More than a handful of mortgage finance companies had strong performances over the past year. MGIC Investment Corporation (NYSE:MTG), a mortgage insurer, surged 57%. It recently posted surprisingly strong first-quarter results, in part due to a drop in defaults and despite 20% lower sales volume. Earnings returned to profitability (and to a level not seen since 2007) and blew past estimates by 67%. This is the third quarter in a row featuring estimate-surpassing results. MGIC's percentage of delinquent loans fell to about 8% in the last quarter from about 9% in the previous one -- and nearly 13% a year ago.

New York Community Bancorp (NYSE:NYCB) gained 27% and yields a hefty 6.2% -- though its steep payout ratio suggests big dividend hikes aren't around the corner. Its growth has far outpaced that of its peers, and much of its success owes to the fact that it rarely writes bad loans. Its cost of funds, though, is higher than those of many other banks, in part because it relies significantly on debt and also has relatively few noninterest-bearing deposits, thus paying more in interest than many peers.

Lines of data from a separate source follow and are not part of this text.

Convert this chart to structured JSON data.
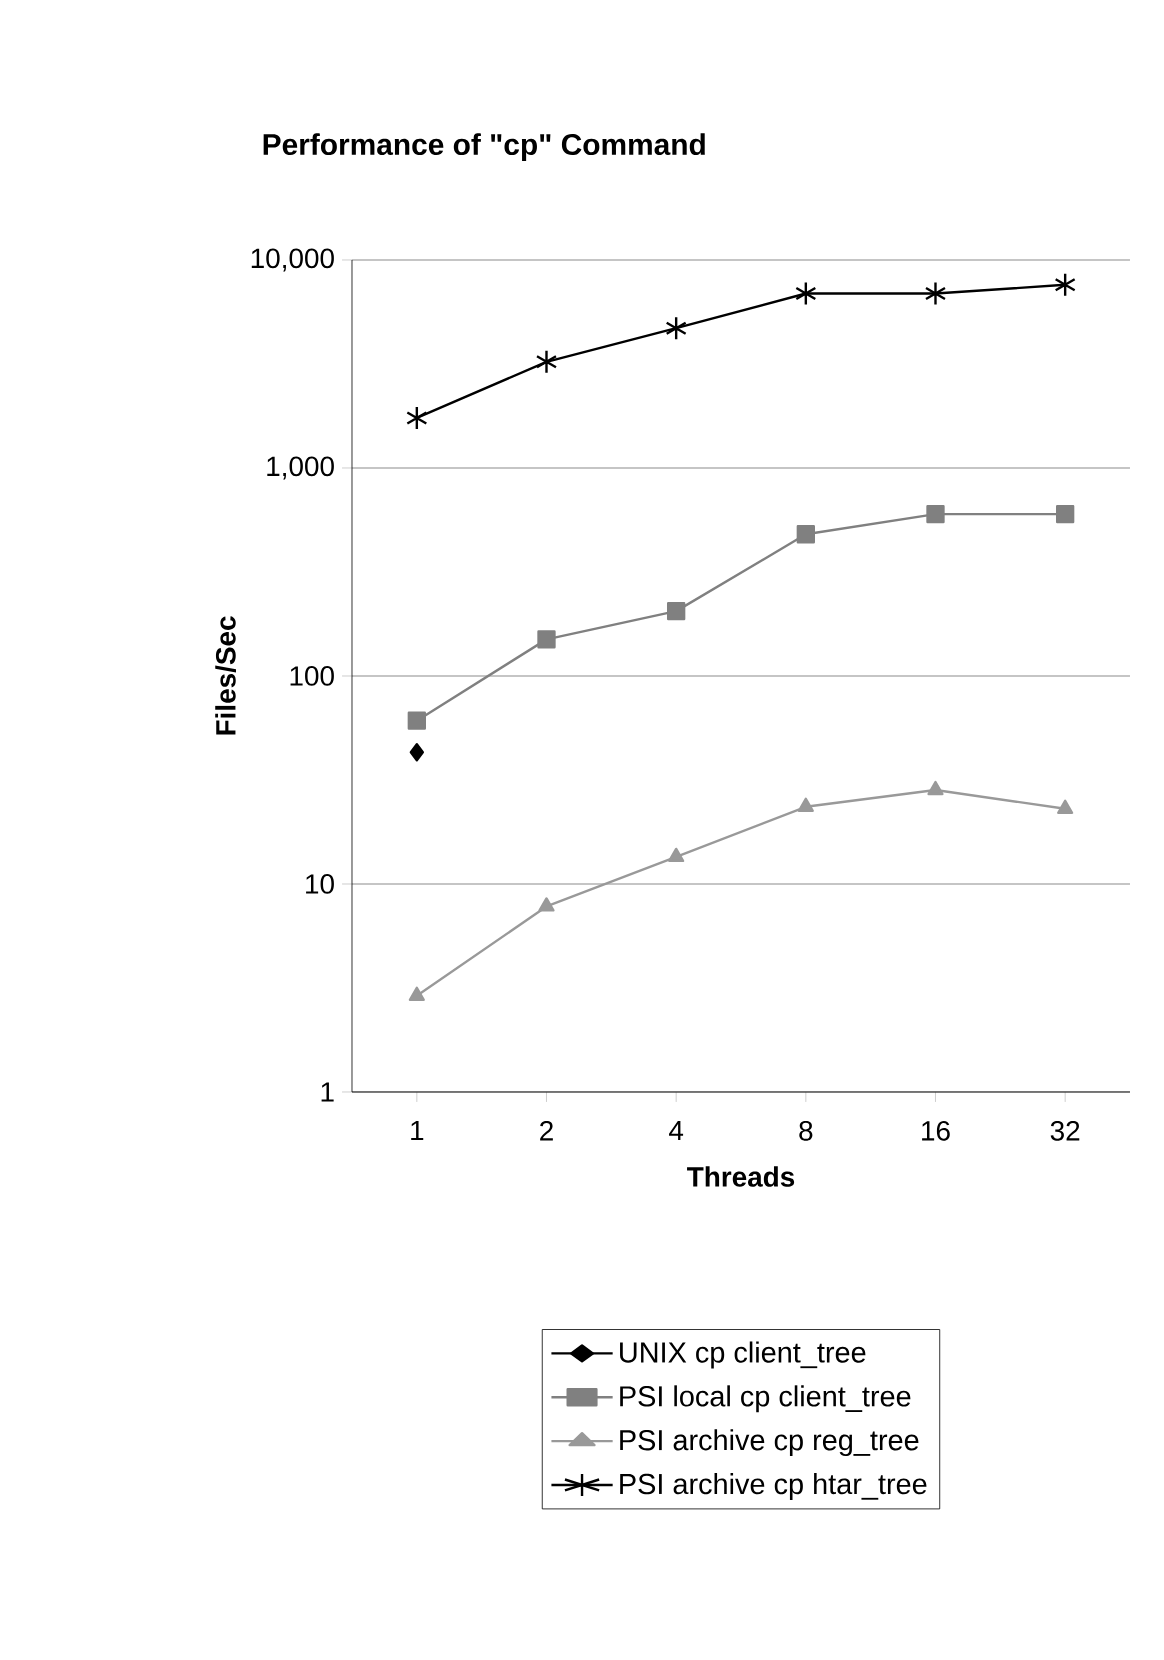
{
  "chart_data": {
    "type": "line",
    "title": "Performance of \"cp\" Command",
    "xlabel": "Threads",
    "ylabel": "Files/Sec",
    "categories": [
      "1",
      "2",
      "4",
      "8",
      "16",
      "32"
    ],
    "series": [
      {
        "name": "UNIX cp client_tree",
        "color": "#000000",
        "marker": "diamond",
        "values": [
          43,
          null,
          null,
          null,
          null,
          null
        ]
      },
      {
        "name": "PSI local cp client_tree",
        "color": "#808080",
        "marker": "square",
        "values": [
          61,
          150,
          205,
          480,
          600,
          600
        ]
      },
      {
        "name": "PSI archive cp reg_tree",
        "color": "#999999",
        "marker": "triangle",
        "values": [
          2.9,
          7.8,
          13.5,
          23.5,
          28.3,
          23
        ]
      },
      {
        "name": "PSI archive cp htar_tree",
        "color": "#000000",
        "marker": "cross",
        "values": [
          1740,
          3240,
          4700,
          6900,
          6900,
          7600
        ]
      }
    ],
    "log": "y",
    "ylim": [
      1,
      10000
    ],
    "yticks": [
      1,
      10,
      100,
      {
        "value": 1000,
        "label": "1,000"
      },
      {
        "value": 10000,
        "label": "10,000"
      }
    ],
    "grid": "y",
    "legend": "bottom",
    "line_style": "solid"
  }
}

People's United Financial (NASDAQ:PBCT) advanced 15% and yields 4.5%. Bulls like its fat dividend, its low-cost deposits, and its falling share count -- recently down 8%. Critics, though, see falling net interest margins and the bank's need to cut costs. People's United Financial's last quarter featured earnings that fell short of expectations, though management pointed out annualized loan growth of 4% and organic deposit growth of 10%, along with a drop in the percentage of nonperforming loans from 1.25% last year to 0.84% this past quarter.

The big picture
If you're interested in adding some mortgage finance companies to your portfolio, consider doing so via an ETF. A well-chosen ETF can grant you instant diversification across any industry or group of companies -- and make profiting from it that much easier.